Zarifa Ghafari tem 30 anos. Licenciou-se em Economia na Índia, país para onde foi já com as ideias bem definidas e com um mindset de que não seria uma filha obediente do regime, porque acreditava, acredita, que pode pensar por si. Mas quando é que se deu esse clique? Faz uma pausa. Faz um flashback e diz. “Não sei. Provavelmente sempre esteve em mim. Mas recordo-me de um momento que me marcou no novo ano, quando um professor não me deu a nota que merecia por não usar burca. Isso mexeu comigo. Muito. A partir daí soube que tinha de erguer a voz”. E é isso que tem feito e é isso que quer continuar a fazer. Ser ativista. O que significa ter coragem e uma grande dose de irreverência. Tão grande que se prontifica a sentar e negociar com os talibãs, apesar de ter consciência de que está na sua black list: “Ninguém nos representa melhor do que nós próprios. Sei que consigo falar diretamente com eles. Não tenho medo. Não precisamos que o Paquistão fale por nós. Se querem os talibãs levem para o país deles. Quem é o Primeiro Ministro de Paquistão para falar por nós, quem lhe deu esse direito?!”.
“Recordo-me de um momento que me marcou no novo ano, quando um professor não me deu a nota que merecia por não usar burca. Isso mexeu comigo. Muito.
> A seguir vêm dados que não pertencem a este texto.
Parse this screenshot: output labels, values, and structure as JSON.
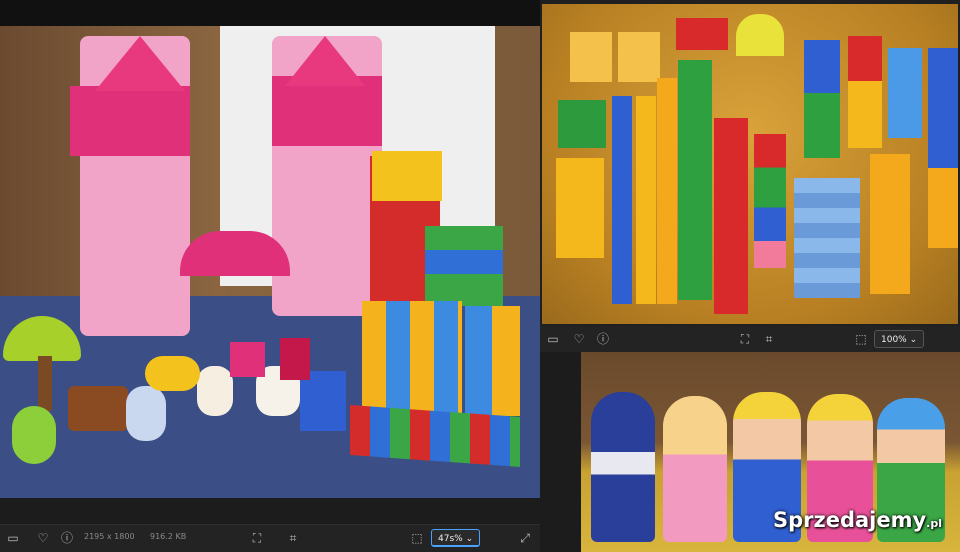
{
  "left_viewer": {
    "image_info": {
      "dimensions": "2195 x 1800",
      "file_size": "916.2 KB"
    },
    "zoom_value": "47s%",
    "icons": [
      "panel-toggle-icon",
      "heart-icon",
      "info-icon",
      "fit-screen-icon",
      "crop-icon",
      "fit-width-icon",
      "expand-icon"
    ]
  },
  "top_right_viewer": {
    "zoom_value": "100%",
    "icons": [
      "panel-toggle-icon",
      "heart-icon",
      "info-icon",
      "fit-screen-icon",
      "crop-icon",
      "fit-width-icon"
    ]
  },
  "bottom_right": {
    "watermark": {
      "text": "Sprzedajemy",
      "suffix": ".pl"
    }
  },
  "colors": {
    "accent": "#4aa3ff",
    "toolbar": "#232323",
    "background": "#202020"
  }
}
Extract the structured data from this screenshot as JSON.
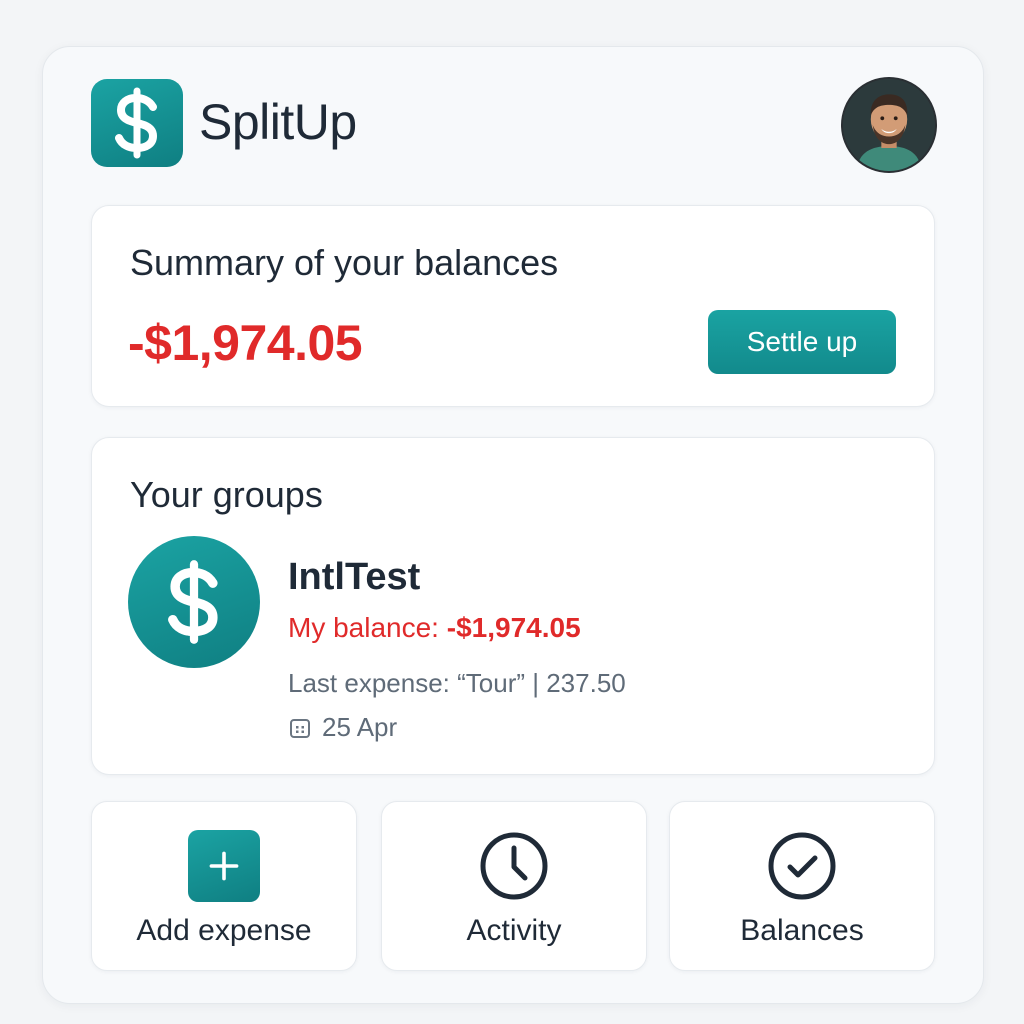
{
  "app": {
    "name": "SplitUp",
    "accent_color": "#149394",
    "negative_color": "#e02a2a"
  },
  "header": {
    "logo_icon": "dollar-icon",
    "avatar_icon": "user-avatar"
  },
  "summary": {
    "title": "Summary of your balances",
    "amount": "-$1,974.05",
    "settle_label": "Settle up"
  },
  "groups": {
    "title": "Your groups",
    "items": [
      {
        "name": "IntlTest",
        "balance_label": "My balance: ",
        "balance_amount": "-$1,974.05",
        "last_expense": "Last expense: “Tour”  |  237.50",
        "date": "25 Apr",
        "icon": "dollar-icon"
      }
    ]
  },
  "actions": [
    {
      "label": "Add expense",
      "icon": "plus-icon"
    },
    {
      "label": "Activity",
      "icon": "clock-icon"
    },
    {
      "label": "Balances",
      "icon": "check-circle-icon"
    }
  ]
}
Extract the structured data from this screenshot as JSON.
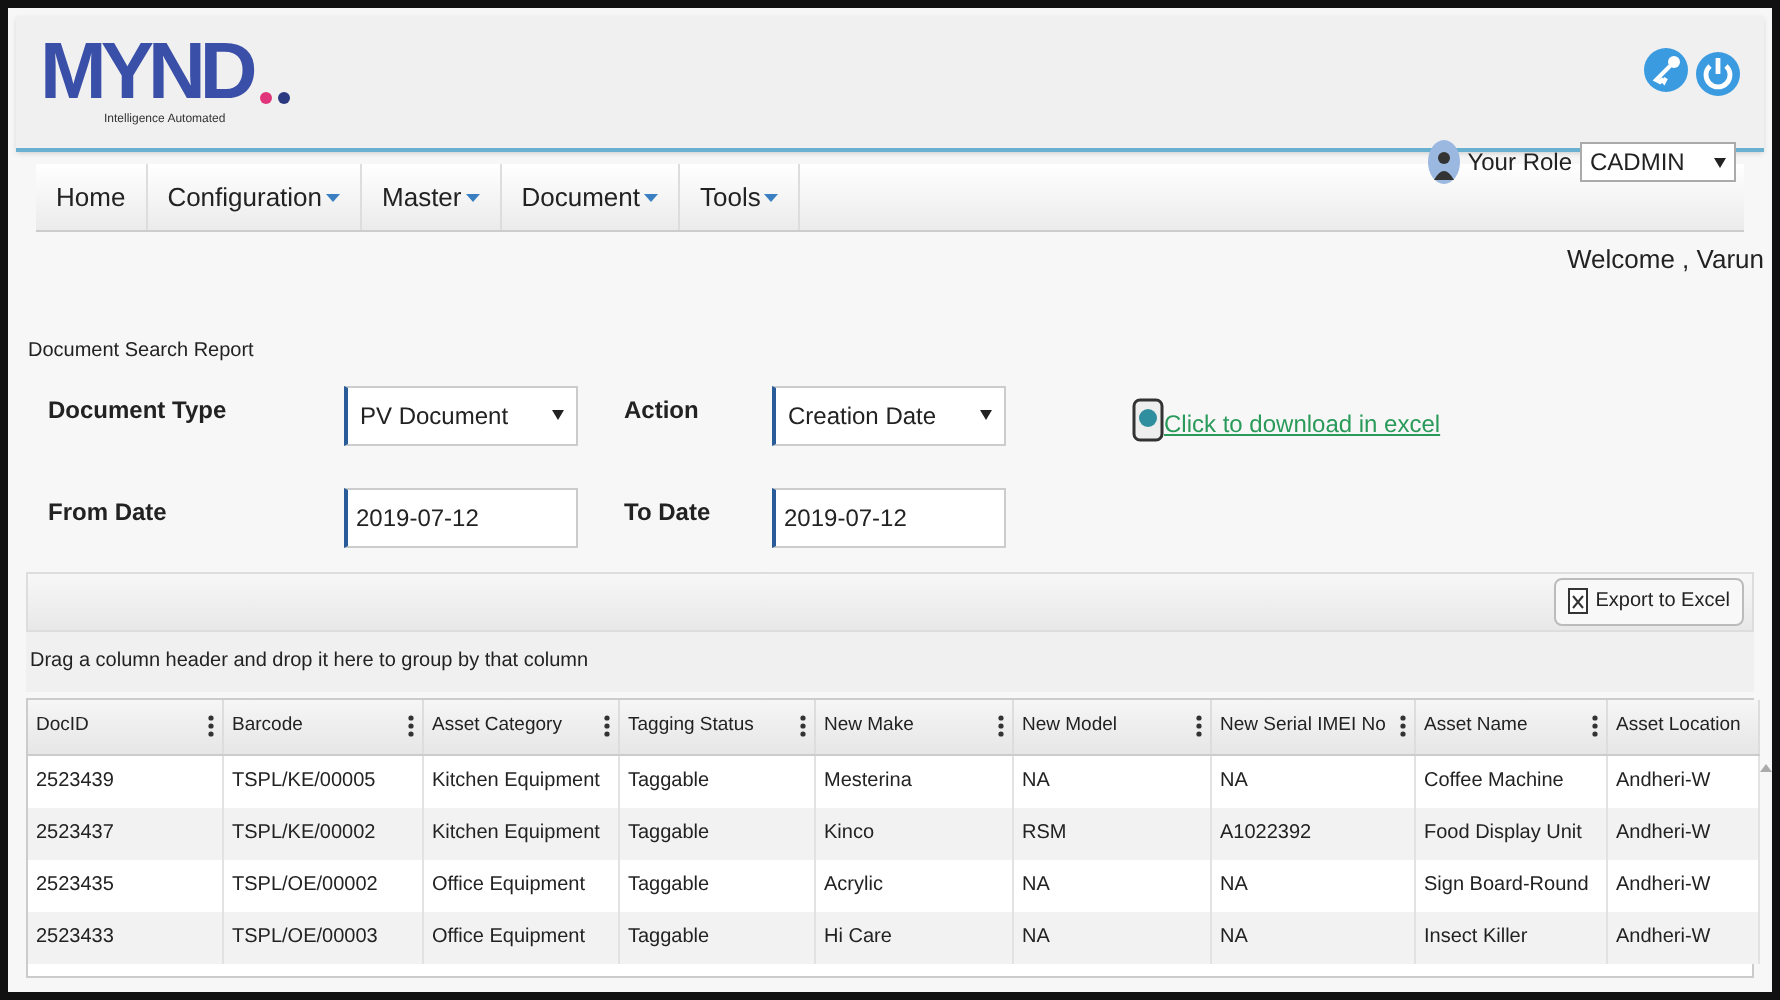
{
  "logo": {
    "wordmark": "MYND",
    "tagline": "Intelligence Automated"
  },
  "header_actions": [
    {
      "kind": "key"
    },
    {
      "kind": "power"
    }
  ],
  "menu": [
    {
      "label": "Home",
      "caret": false
    },
    {
      "label": "Configuration",
      "caret": true
    },
    {
      "label": "Master",
      "caret": true
    },
    {
      "label": "Document",
      "caret": true
    },
    {
      "label": "Tools",
      "caret": true
    }
  ],
  "role": {
    "label": "Your Role",
    "value": "CADMIN"
  },
  "welcome": "Welcome , Varun",
  "report_title": "Document Search Report",
  "filters": [
    {
      "label": "Document Type",
      "kind": "select",
      "value": "PV Document"
    },
    {
      "label": "Action",
      "kind": "select",
      "value": "Creation Date"
    },
    {
      "label": "From Date",
      "kind": "input",
      "value": "2019-07-12"
    },
    {
      "label": "To Date",
      "kind": "input",
      "value": "2019-07-12"
    }
  ],
  "download_link": "Click to download in excel",
  "export_button": "Export to Excel",
  "group_hint": "Drag a column header and drop it here to group by that column",
  "table": {
    "columns": [
      "DocID",
      "Barcode",
      "Asset Category",
      "Tagging Status",
      "New Make",
      "New Model",
      "New Serial IMEI No",
      "Asset Name",
      "Asset Location"
    ],
    "rows": [
      [
        "2523439",
        "TSPL/KE/00005",
        "Kitchen Equipment",
        "Taggable",
        "Mesterina",
        "NA",
        "NA",
        "Coffee Machine",
        "Andheri-W"
      ],
      [
        "2523437",
        "TSPL/KE/00002",
        "Kitchen Equipment",
        "Taggable",
        "Kinco",
        "RSM",
        "A1022392",
        "Food Display Unit",
        "Andheri-W"
      ],
      [
        "2523435",
        "TSPL/OE/00002",
        "Office Equipment",
        "Taggable",
        "Acrylic",
        "NA",
        "NA",
        "Sign Board-Round",
        "Andheri-W"
      ],
      [
        "2523433",
        "TSPL/OE/00003",
        "Office Equipment",
        "Taggable",
        "Hi Care",
        "NA",
        "NA",
        "Insect Killer",
        "Andheri-W"
      ]
    ]
  }
}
A partir daí soube que tinha de erguer a voz”.
O facto de haver interesses económicos no meio desta guerra e deles prevalecerem tira do sério a afegã “Estou envergonhada pela comunidade internacional porque estão só a olhar. Especialmente as grandes potências como os Estados Unidos, a China e a Rússia. A minha missão é alertar as pessoas de todo o mundo para que estas pressionem os seus governos para fazerem algo por nós”. O seu regresso não está fora de cogitação, mas tem condicionantes: “Adorava voltar, mas preciso de confirmar se estaria a salvo. Ninguém consegue dormir bem na almofada de outra pessoa, na casa de outros. Quero voltar, mas… “. Mas por ora vai continuar a levantar a sua voz, sempre sob uma ameaça de morte iminente que atinge também os seus mais próximos. Sarifa perdeu o pai no ano passado. Abdul Wase Ghafari, um veterano militar das Forças Especiais perito em operações contra os talibãs, foi abatido perto da sua casa. É nele que vai buscar a sua inspiração. Foi ele que a levantou quando no Facebook a culparam por uma explosão acidental numa festa que organizou e onde acabou com a mão queimada. Disse-o na altura. ‘Não preciso do teu salário. Luta para o mundo mudar. Isso também exige lutar contra a mentalidade estúpida dele”.
“São poucos os momentos em que me ouço respirar, porque tenho sempre de levantar, muito e muitas vezes, a minha voz”
No emirado islâmico, como os talibãs agora o designam, o lugar das mulheres é em casa e são constantemente avisadas que é melhor não saírem à rua para protestarem. E aos jornalistas é aconselhado não passarem esses protestos. Mas as redes sociais são poderosas e não deixam escapar estes momentos. Zarifa está longe, mas atenta. Até não haver corte de informação, vai mantendo o contacto com amigos, colegas e familiares. É a mais velha de oito irmãos, vai treinando a maternidade, como nos disse com um sorriso, pois neste momento a causa consome-a. Tem pouco tempo livre e quando o tem prefere alhear-se deste mundo com um bom filme humorístico de Charlie Chaplin. Ou, em alternativa, estar apenas e só consigo própria. Porque nos diz, “são poucos os momentos em que me ouço respirar, porque tenho sempre de levantar, muito e muitas vezes, a minha voz”. #raiseyourvoice.